Es hatte sich abgezeichnet. Nun ist klar: Bosch kauft kräftig, übernimmt das Klimaanlagen- und Heizungsbusiness des US-Unternehmens Johnson Controls International (JCI), berichtete das Handelsblatt in seiner Mittwochausgabe. Dazu das Klimatechnik-Joint Venture von JCI mit dem japanischen Konzern Hitachi.

Gesellschafter und Aufsichtsrat von Bosch hätten der Transaktion zugestimmt. Beide Parteien unterzeichneten eine verbindliche Vereinbarung. Und in etwa zwölf Monaten soll die Übernahme vollzogen sein – vorausgesetzt, Kartellbehörden schießen nicht quer. Die Stuttgarter legen dem Handelsblatt zufolge für das Übernahmepaket 8,1 Milliarden US-Dollar (rund 7,4 Milliarden Euro) hin. Ein Rekorddeal. Niemals zuvor haben die Bosch-Bosse so viel Finanzmittel lockergemacht.

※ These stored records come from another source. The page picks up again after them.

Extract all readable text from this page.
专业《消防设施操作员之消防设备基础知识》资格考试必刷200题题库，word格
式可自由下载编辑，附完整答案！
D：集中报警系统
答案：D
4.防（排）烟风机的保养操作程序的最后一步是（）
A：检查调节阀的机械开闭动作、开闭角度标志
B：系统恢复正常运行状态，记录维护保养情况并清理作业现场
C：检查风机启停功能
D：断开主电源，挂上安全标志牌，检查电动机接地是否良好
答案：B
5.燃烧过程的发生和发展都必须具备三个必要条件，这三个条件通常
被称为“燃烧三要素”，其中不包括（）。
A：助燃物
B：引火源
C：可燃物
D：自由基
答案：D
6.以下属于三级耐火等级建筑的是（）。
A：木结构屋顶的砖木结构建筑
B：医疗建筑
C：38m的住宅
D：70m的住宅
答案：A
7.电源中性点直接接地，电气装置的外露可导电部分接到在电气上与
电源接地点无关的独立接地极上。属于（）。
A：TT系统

Mittel, die woher kommen? »Aus eigener Kraft«, wurde Bosch-CEO Stefan Hartung am Dienstag auf der Homepage vom Manager-Magazin zitiert. 6,7 Milliarden Dollar des Kaufpreises gingen demnach an Johnson Controls, der Rest an Hitachi. Die Zukäufe will das Management in die Sparte Bosch Home Comfort integrieren. Der weltweit größte Automobilzulieferer will damit sein Portfolio erweitern, weniger abhängig von der kriselnden Branche der Verbrenner und Stromer werden, als Toptechnologiekonzern firmieren. Zumal der Heizungs-, Lüftungs- und Klimatisierungsmarkt »zukunftsträchtig« sei, wähnt Hartung.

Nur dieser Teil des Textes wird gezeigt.